Das Sprichwort “die Kirche im Dorf lassen” meint: sie ist nicht aus unserem Leben wegzudenken, weg-verfallen-zu-lassen. Sie gehört zum Leben vergangener und zukünftiger Generationen. Für die steinernen Zeugen konnte viel zur Erhaltung oder gar zum Wiederaufbau getan werden. Wie steht es aber mit dem Innenleben, der Einrichtung? Zu den oft wertvollsten Einrichtungsgegenständen einer Kirche gehört die Orgel. Schlicht und einfach, ohne besonderen Schmuck in der Dorfkirche, aber eben unsere, die einzige und einzigartigste. Kaum eine Orgel gleicht der anderen.
Was nützt aber eine Orgel, vielleicht schön anzusehen, wenn sie nicht klingt? Wer waren die Menschen, die sie spielten, wer kennt ihre Namen, wo sind sie festgehalten? Und – natürlich! – der Calcant, der Bälgetreter, der Windmacher! Ohne ihn ging gar nichts! Von einem heißt es, dass er sich einbildete, wichtiger zu sein, als der Spieler. (Ja “der”, denn Frauen durften das früher noch nicht.) Wenn er hinten keinen Wind mache, könne er vorn auch nicht spielen. Und wenn er vorn nicht spielen kann, könne der Pfarrer nicht predigen. Also müsse er eigentlich vorne sein!
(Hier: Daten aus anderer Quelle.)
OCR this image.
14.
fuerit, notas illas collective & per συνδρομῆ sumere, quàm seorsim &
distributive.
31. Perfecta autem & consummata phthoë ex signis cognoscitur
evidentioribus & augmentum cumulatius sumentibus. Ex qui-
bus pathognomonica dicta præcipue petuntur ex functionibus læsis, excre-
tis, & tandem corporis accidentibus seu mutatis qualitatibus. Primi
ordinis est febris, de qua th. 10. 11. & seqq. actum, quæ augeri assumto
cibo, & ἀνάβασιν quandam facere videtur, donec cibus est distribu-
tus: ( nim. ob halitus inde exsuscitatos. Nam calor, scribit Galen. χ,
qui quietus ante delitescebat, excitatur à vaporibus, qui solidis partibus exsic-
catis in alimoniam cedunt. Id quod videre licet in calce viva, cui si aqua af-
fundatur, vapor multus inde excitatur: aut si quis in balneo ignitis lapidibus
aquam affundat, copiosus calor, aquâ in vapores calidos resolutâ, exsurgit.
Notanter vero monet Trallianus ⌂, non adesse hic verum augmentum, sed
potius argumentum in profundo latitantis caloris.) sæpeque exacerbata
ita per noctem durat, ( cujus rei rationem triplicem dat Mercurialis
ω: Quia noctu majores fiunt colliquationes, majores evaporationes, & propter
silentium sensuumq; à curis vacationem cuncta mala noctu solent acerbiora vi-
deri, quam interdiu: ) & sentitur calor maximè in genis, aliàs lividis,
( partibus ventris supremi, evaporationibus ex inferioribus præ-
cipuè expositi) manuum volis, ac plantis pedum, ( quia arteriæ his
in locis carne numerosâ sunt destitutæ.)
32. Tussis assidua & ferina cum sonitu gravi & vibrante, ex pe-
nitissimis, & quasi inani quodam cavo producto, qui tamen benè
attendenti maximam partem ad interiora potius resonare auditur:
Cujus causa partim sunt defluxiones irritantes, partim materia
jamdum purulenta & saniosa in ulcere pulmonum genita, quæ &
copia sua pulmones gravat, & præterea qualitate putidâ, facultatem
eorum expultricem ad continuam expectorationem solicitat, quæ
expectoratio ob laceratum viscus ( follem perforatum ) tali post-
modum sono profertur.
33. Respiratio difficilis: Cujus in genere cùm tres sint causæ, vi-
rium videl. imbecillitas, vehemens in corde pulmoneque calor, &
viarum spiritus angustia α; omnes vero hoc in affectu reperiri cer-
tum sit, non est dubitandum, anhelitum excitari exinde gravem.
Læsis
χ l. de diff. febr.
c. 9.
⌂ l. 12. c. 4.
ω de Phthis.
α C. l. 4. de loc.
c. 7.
Wie so oft, ist die Sachlage in der Stadt besser dokumentiert. So steht in Rudolf Schmidts Stadtgeschichte von 1934 zu lesen:
“Nachdem Anno 1616, den 26. Juni der in Gott selig verstorbene Hans von Uchtenhagen, als damals hiesige gewesene Obrigkeit, reiflich erwogen, daß wohl nützlich bei hiesigem Städtlein ein Kunstpfeifer zu halten, in Erwägung, daß dieses der blühenden Jugend in der Kirche zu Chore dienlich und sie zur Musik angestärket, die Ehre Gottes befördert, und jeder Obrigkeit wie auch dem Städtelein wegen der vielfältigen Passage zum Ruhm es gedeihen würde, als ist diese Fundation billig und sehr dienlich.” In diesem etwas umständlichen Deutsch des 17. Jahrhunderts beginnt ein interessantes Aktenstück im Freienwalder Magistratsarchiv, das uns die Geschichte der städtischen Kunstpfeifer, der “Stadt-Musicorum”, erzählt. Hans von Uchtenhagen berief 1603 den ersten Kunstpfeifer, David Stollbergk. Der Kunstpfeifer war zugleich auch Organist an der St. Nikolaikirche, wenigstens anfänglich.
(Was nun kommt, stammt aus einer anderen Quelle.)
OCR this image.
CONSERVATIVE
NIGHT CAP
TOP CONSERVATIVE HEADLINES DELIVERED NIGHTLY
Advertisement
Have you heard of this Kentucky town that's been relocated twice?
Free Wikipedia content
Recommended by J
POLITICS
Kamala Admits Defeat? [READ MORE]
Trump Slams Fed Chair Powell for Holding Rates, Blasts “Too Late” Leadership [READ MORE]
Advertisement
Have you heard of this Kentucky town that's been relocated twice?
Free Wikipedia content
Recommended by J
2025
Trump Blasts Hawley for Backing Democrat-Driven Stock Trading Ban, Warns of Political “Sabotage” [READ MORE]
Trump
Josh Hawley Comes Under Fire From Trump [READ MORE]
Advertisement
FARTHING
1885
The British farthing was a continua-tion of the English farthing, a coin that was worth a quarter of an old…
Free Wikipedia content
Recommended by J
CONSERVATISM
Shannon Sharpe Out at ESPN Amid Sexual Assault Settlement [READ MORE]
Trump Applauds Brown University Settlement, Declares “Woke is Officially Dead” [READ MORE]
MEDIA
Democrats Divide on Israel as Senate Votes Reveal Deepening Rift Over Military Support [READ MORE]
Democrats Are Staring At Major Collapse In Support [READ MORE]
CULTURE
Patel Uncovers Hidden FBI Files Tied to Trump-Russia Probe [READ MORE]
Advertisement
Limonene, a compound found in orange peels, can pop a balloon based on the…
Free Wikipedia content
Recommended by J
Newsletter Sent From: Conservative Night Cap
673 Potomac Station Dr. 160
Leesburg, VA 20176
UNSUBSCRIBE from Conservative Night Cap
Es folgt eine genaue Festlegung der Aufgaben (z.B. “vom Turm zu blasen”) und über die Bezahlung, bar und in Naturalien. Aber welche Musik genau, Instrumente, Noten, Lieder – darüber kann man nur Vermutungen anstellen.
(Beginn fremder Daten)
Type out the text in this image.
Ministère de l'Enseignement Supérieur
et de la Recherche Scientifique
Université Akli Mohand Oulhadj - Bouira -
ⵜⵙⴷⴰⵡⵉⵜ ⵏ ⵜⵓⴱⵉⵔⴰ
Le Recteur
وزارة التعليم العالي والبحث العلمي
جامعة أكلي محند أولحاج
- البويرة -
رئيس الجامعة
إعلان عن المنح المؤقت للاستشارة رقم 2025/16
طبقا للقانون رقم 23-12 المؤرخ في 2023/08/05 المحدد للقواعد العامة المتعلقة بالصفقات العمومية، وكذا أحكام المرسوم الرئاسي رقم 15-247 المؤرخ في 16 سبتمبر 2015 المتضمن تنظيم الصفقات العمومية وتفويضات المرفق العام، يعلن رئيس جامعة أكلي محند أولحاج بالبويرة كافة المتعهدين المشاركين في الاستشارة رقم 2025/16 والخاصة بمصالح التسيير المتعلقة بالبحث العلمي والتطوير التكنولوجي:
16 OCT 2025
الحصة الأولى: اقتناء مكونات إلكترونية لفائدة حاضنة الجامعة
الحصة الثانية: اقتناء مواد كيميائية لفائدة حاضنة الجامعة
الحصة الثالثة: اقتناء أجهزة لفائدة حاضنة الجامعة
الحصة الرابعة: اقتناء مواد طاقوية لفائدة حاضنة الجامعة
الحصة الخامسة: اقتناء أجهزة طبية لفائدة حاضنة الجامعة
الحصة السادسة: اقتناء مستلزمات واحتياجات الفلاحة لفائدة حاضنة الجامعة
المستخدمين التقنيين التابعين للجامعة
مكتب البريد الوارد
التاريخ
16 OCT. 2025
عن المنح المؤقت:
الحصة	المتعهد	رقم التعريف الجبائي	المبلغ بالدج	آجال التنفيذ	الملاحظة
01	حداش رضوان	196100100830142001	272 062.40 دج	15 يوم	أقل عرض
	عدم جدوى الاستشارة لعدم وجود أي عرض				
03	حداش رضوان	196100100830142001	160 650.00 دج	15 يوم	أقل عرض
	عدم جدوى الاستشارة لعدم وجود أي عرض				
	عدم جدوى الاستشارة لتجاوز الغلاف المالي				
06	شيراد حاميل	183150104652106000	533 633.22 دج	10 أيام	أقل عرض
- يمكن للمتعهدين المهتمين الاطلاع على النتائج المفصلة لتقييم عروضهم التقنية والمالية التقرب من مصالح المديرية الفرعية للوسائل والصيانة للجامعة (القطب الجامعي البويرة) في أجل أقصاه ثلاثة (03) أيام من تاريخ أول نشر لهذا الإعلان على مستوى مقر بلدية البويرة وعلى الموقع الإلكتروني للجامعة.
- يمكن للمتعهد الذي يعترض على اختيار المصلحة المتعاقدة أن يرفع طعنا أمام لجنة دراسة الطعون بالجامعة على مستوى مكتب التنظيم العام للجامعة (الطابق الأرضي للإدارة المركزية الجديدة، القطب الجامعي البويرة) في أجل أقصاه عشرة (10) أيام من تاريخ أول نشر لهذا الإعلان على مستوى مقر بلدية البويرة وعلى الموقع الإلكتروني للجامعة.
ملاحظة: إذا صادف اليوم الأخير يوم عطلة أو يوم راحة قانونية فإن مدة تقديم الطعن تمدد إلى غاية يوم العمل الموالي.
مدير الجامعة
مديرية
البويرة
Vor über eintausend Jahren beginnt die Orgel im Mittelalter das typische Kircheninstrument zu werden. Zunächst nur in den großen Städten Europas mit reichen Kirchenzentren. Sie wird aber noch nicht zur Begleitung des Gemeindegesangs genutzt, sondern spielt im Gottesdienst solo. Erst lange nach der Reformation beginnt die Orgel auch die Lieder zu begleiten, “um der Gemeinde den Rücken zu stärken”, also von hinten, von der Orgelempore. Es war auch damals schon schlecht bestellt um den Gesang. Johann Sebastian Bach hat sich oft beklagt. Mit der Fülle der neuen aufkommenden Gesangbücher konnte die Gemeinde nicht gleich Schritt halten. Das Leipziger Gesangbuch, das Bach benutzte, hatte 5000 Lieder! Noch waren doch die meisten Gemeindeglieder Analphabeten und konnten sich die teuren Bücher nicht leisten. Also wurde, schlecht und recht, auswendig gesungen. Historiker schätzen, dass die Landgemeinde um 1700 etwa 40 Lieder auswendig konnte, die Stadtgemeinde das Doppelte bis Dreifache. Es war Aufgabe des Kantors, die Lieder anzustimmen. Das erforderte durchaus einige Übung und wer sich um das Amt bewarb, musste eine Prüfung ablegen.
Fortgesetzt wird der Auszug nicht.